While various embodiments of the present invention have been described above, it should be understood that they have been presented by way of example only, and not limitation. It will be understood by those skilled in the relevant art(s) that various changes in form and details may be made therein without departing from the spirit and scope of the invention as defined in the appended claims. It should be understood that the invention is not limited to these examples. The invention is applicable to any elements operating as described herein.

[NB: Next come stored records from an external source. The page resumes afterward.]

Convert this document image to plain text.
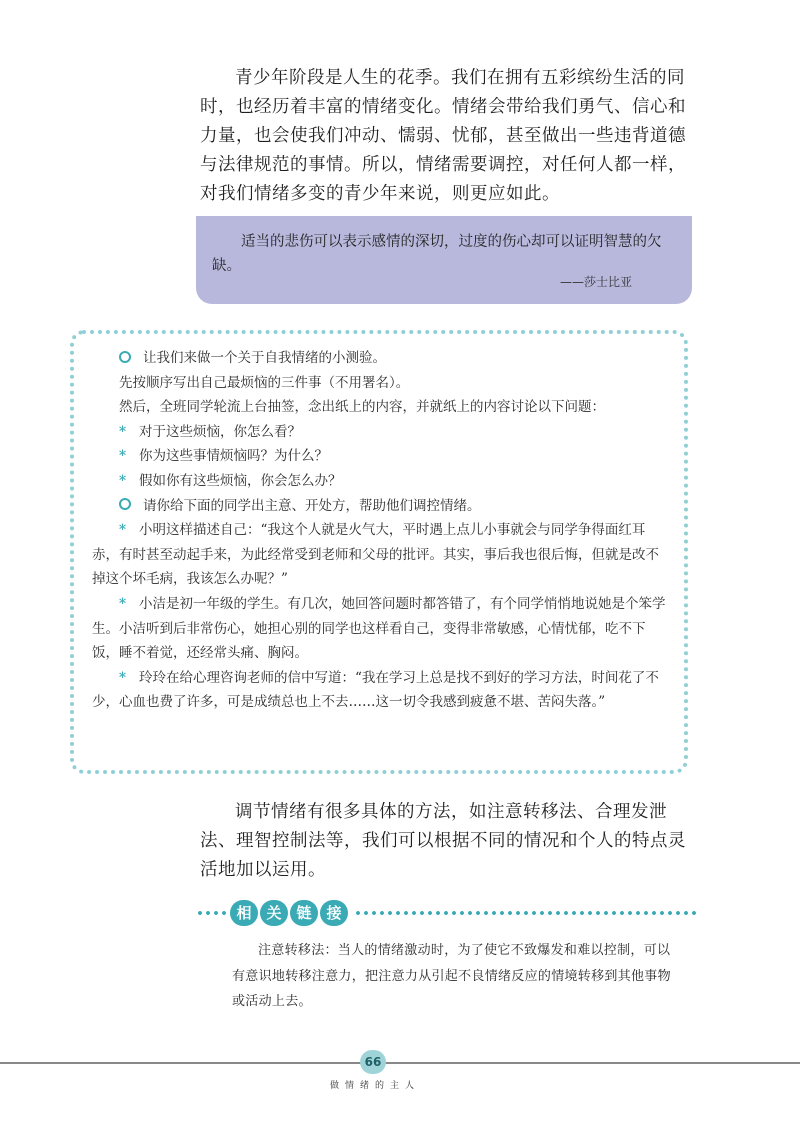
青少年阶段是人生的花季。我们在拥有五彩缤纷生活的同时，也经历着丰富的情绪变化。情绪会带给我们勇气、信心和力量，也会使我们冲动、懦弱、忧郁，甚至做出一些违背道德与法律规范的事情。所以，情绪需要调控，对任何人都一样，对我们情绪多变的青少年来说，则更应如此。

适当的悲伤可以表示感情的深切，过度的伤心却可以证明智慧的欠缺。

——莎士比亚

让我们来做一个关于自我情绪的小测验。

先按顺序写出自己最烦恼的三件事（不用署名）。

然后，全班同学轮流上台抽签，念出纸上的内容，并就纸上的内容讨论以下问题：

* 对于这些烦恼，你怎么看？

* 你为这些事情烦恼吗？为什么？

* 假如你有这些烦恼，你会怎么办？

请你给下面的同学出主意、开处方，帮助他们调控情绪。

* 小明这样描述自己：“我这个人就是火气大，平时遇上点儿小事就会与同学争得面红耳赤，有时甚至动起手来，为此经常受到老师和父母的批评。其实，事后我也很后悔，但就是改不掉这个坏毛病，我该怎么办呢？”

* 小洁是初一年级的学生。有几次，她回答问题时都答错了，有个同学悄悄地说她是个笨学生。小洁听到后非常伤心，她担心别的同学也这样看自己，变得非常敏感，心情忧郁，吃不下饭，睡不着觉，还经常头痛、胸闷。

* 玲玲在给心理咨询老师的信中写道：“我在学习上总是找不到好的学习方法，时间花了不少，心血也费了许多，可是成绩总也上不去……这一切令我感到疲惫不堪、苦闷失落。”

调节情绪有很多具体的方法，如注意转移法、合理发泄法、理智控制法等，我们可以根据不同的情况和个人的特点灵活地加以运用。

相 关 链 接

注意转移法：当人的情绪激动时，为了使它不致爆发和难以控制，可以有意识地转移注意力，把注意力从引起不良情绪反应的情境转移到其他事物或活动上去。

66
做情绪的主人
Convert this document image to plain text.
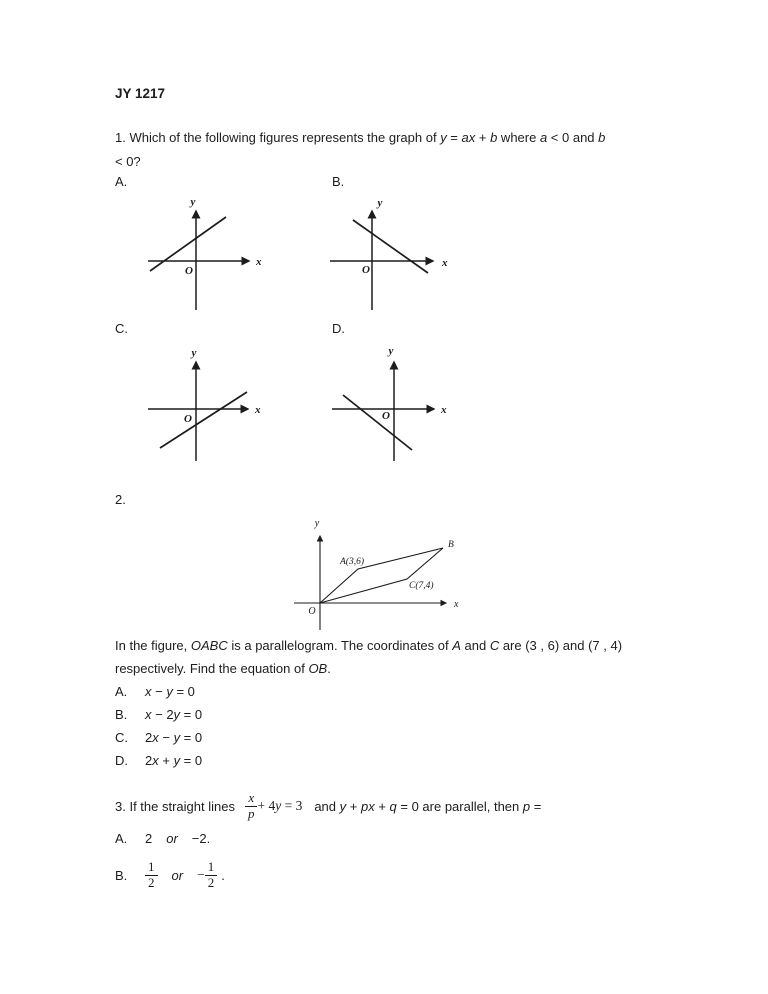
JY 1217
1. Which of the following figures represents the graph of y = ax + b where a < 0 and b
< 0?
A.	B.
C.	D.
y
x
O
y
x
O
y
x
O
y
x
O
2.
y
x
O
A(3,6)
B
C(7,4)
In the figure, OABC is a parallelogram. The coordinates of A and C are (3 , 6) and (7 , 4)
respectively. Find the equation of OB.
A.	x − y = 0
B.	x − 2y = 0
C.	2x − y = 0
D.	2x + y = 0
3. If the straight lines $\frac{x}{p} + 4y = 3$ and y + px + q = 0 are parallel, then p =
A.	2 or −2.
B.	$\frac{1}{2}$ or − $\frac{1}{2}$ .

Accordingly, the breadth and scope of the present invention should not be limited by any of the above-described exemplary embodiments, but should be defined only in accordance with the following claims and their equivalents.

Claims

What is claimed is:

1. A computer-implemented method to reduce noise in audio, wherein the method is implemented in a computer system that includes one or more physical processors and physical electronic storage, the method comprising:

obtaining an audio segment that represents voiced audio, wherein the audio segment includes multiple samples having a sample duration;

determining, by the one or more processors, for individual ones of a set of offsets that delay the audio segment, a correlation between the audio segment and an individual one of a set of delayed audio segments;

selecting a particular offset from the set of offsets, wherein the particular offset corresponds to a greater correlation than other offsets from the set of offsets;

determining a particular delayed audio segment based on delaying the audio segment by the particular offset;

averaging the audio segment and the particular delayed audio segment to obtain a cleaned audio segment; and

outputting the cleaned audio segment.

2. The method of claim 1, wherein individual ones of the set of offsets span one or more sample durations.

3. The method of claim 1, further comprising:

determining a second delayed audio segment based on delaying the audio segment by a multiple of the particular offset,

wherein the cleaned audio segment is obtained by averaging the audio segment, the particular delayed audio segment, and the second delayed audio segment.

4. The method of claim 3, wherein the particular delayed audio segment has a particular correlation with the audio segment, the method further comprising:

determining a second correlation between the audio segment and the second delayed audio segment;

wherein the step of averaging the audio segment, the particular delayed audio segment, and the second delayed audio segment is performed such that the particular delayed audio segment is weighted based on the particular correlation, and further such that the second delayed audio segment is weighted based on the second correlation.

5. The method of claim 1, wherein the audio segment spans 10 ms, wherein the audio segment includes 80 samples having a ⅛ ms duration.